Politicians are experts in getting attention. Too often, websites of towns, provinces, counties, governments feature photos and news and trivia about their mayors, governors, ministers, prime ministers. They just want a political home page. They often demand it, with all their weight and power.
Websites need to be designed around the customers’ needs, right? At the same time websites need to be designed around the organisation’s business goals, right? Right.
Looking up biographies, photos and news about politicians again and again appears to be a tiny customer task. So, why have it on the home page, the top task consultant would say. Classify it under ‘About…’ or something. Test an easy path to this information to make sure that the few interested customers will find it. Logic, just design that, end of story.
There is however a small business case for having the politicians ego on the home page.
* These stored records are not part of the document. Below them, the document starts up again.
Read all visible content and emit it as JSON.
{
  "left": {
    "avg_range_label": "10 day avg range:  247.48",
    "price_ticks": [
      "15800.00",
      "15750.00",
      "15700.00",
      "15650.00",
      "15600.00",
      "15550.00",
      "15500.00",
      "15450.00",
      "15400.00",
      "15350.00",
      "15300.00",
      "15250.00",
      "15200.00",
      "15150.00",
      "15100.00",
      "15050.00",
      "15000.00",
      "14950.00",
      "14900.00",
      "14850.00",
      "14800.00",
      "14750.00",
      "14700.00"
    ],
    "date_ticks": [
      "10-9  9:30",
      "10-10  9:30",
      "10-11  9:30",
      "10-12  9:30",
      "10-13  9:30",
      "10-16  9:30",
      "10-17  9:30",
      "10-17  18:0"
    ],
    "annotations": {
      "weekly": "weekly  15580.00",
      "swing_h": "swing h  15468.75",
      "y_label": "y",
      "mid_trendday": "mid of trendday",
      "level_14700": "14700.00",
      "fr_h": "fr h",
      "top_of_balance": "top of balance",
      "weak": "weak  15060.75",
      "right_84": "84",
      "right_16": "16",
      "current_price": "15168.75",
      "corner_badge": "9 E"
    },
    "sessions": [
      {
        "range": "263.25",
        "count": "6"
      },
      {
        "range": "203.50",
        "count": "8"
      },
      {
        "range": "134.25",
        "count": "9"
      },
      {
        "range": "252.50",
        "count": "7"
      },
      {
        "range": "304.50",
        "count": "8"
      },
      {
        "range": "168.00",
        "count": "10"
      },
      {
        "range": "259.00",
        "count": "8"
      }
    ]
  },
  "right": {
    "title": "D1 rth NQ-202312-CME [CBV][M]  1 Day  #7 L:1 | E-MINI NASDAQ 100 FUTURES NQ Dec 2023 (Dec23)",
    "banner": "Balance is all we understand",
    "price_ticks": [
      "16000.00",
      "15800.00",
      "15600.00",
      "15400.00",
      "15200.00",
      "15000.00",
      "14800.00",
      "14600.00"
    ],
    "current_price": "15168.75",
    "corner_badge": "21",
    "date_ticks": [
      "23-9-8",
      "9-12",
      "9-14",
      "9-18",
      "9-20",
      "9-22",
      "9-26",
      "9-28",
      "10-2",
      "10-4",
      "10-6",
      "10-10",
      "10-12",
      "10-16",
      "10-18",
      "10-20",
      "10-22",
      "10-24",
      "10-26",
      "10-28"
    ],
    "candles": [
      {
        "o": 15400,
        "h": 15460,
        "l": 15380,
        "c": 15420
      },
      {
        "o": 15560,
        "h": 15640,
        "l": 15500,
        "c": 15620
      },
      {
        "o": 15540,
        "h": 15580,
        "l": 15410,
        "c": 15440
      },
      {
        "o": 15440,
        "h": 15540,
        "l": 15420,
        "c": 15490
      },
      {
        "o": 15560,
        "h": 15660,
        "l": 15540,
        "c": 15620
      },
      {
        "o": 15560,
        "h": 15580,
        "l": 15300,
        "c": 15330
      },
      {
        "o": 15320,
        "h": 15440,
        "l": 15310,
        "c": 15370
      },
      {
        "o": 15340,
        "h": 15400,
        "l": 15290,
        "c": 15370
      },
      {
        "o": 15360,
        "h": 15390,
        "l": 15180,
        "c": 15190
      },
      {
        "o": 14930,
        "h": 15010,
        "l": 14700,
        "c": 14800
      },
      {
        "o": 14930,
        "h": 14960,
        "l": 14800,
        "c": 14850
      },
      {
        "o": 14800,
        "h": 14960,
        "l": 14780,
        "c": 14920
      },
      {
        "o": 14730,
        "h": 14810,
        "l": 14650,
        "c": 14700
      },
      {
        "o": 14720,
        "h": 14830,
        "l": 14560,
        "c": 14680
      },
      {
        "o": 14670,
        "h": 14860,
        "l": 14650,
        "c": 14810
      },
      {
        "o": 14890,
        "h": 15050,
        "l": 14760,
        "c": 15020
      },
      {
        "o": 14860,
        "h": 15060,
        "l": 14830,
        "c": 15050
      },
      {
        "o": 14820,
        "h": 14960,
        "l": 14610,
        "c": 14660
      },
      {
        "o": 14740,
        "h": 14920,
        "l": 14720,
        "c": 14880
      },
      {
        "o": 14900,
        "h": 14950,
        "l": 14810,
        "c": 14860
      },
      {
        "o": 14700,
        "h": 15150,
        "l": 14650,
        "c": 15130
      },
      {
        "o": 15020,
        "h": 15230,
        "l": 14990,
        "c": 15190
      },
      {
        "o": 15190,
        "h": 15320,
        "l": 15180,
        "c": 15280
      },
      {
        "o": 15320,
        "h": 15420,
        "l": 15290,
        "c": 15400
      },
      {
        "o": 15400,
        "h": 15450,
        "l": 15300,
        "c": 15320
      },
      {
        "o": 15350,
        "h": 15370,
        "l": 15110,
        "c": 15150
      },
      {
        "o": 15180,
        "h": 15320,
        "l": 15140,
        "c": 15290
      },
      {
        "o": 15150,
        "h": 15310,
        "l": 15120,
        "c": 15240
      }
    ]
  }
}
First, very probably the home page is visited only by a small number of customers – including the egos themselves and their communication and reputation advisers. So let them have it. Most users will never see it. (By the way, politicians on average are probably not more ego-prone than CEOs or other prominent figures)
Secondly, there is a business goal being served. Any organisation should have good contact and ‘about us’ information. So, why not do it with quality content, efficiently, and with minimal ego-marketing. And if a place on the home page is the price for having their buy-in, let them have it, state-of-the-art.
One point this top task consultant (me) insists on, though, is that on that home page the real customer top tasks occupy the most important screen places, even on that hardly visited home page. Chuck out the carrousels, throw away mood images, put the task-driven navigation upfront, and then there is room for a sensible and functional presence of the politicians. And if they really want and insist, let them have a separate website built for getting attention.
Over time, some politicians may even learn from the evidence on task performance and customer satisfaction that their ego and image is better served when their customers are happy users of their public services. They might learn that they might gain popularity by serving the people that elected them to do exactly that. They might just learn that on the web giving attention is much better than getting attention.